Visualizing some of this data can be a bit more useful than staring at dictionaries. To do this we can update our function ‘get_unqiue_values’ such that it returns a dictionary of the 10 most common brain tumors:
def get_unqiue_values(feature):
print("{} Unique Set: ".format(feature), set(df[feature]))
print("{} Count: ".format(feature), dict(Counter(df[feature]).most_common(5)))
result = dict(Counter(df[feature]).most_common(10))
return result
Next we iterate over the ‘SITE’ frequency dictionary and store the keys and values in a data frame:
key_list = []
value_list = []
for key, value in get_unqiue_values('SITE').items():
key_list.append(key)
value_list.append(value)
site_df = pd.DataFrame({'SITE': key_list, 'Count':value_list} )
Finally we define a barplot object using seabon and set the x-axis labels:
ax = sns.barplot(x=site_df.SITE, y=site_df.Count)
ax.set_xticklabels(site_df.SITE, rotation=30)

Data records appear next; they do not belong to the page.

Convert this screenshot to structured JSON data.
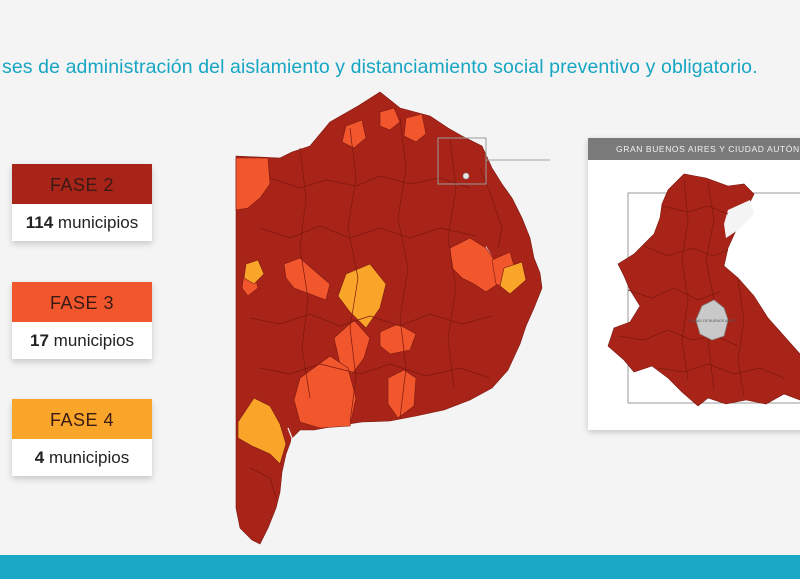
{
  "title": "ses de administración del aislamiento y distanciamiento social preventivo y obligatorio.",
  "legend": [
    {
      "phase": "FASE 2",
      "count": "114",
      "unit": "municipios",
      "color": "#a82418"
    },
    {
      "phase": "FASE 3",
      "count": "17",
      "unit": "municipios",
      "color": "#f2562d"
    },
    {
      "phase": "FASE 4",
      "count": "4",
      "unit": "municipios",
      "color": "#f8a52a"
    }
  ],
  "inset": {
    "header": "GRAN BUENOS AIRES Y CIUDAD AUTÓNOMA",
    "city_label": "CIUDAD DE BUENOS AIRES"
  },
  "colors": {
    "fase2": "#a82418",
    "fase3": "#f2562d",
    "fase4": "#f8a52a",
    "accent": "#17a6c4",
    "caba": "#c9c9c9"
  }
}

There is much more to explore in the ‘BRAINBYSITE.TXT’ data but for now we will conclude our analysis. In the next few posts I will continue to explore some of the other data sets provided in the Center for Disease Control Cancer Dataset. Until then, feel free to repeat this analysis on the other data sets yourself. The code shown in this post can be found on GitHub. Good luck and happy machine learning!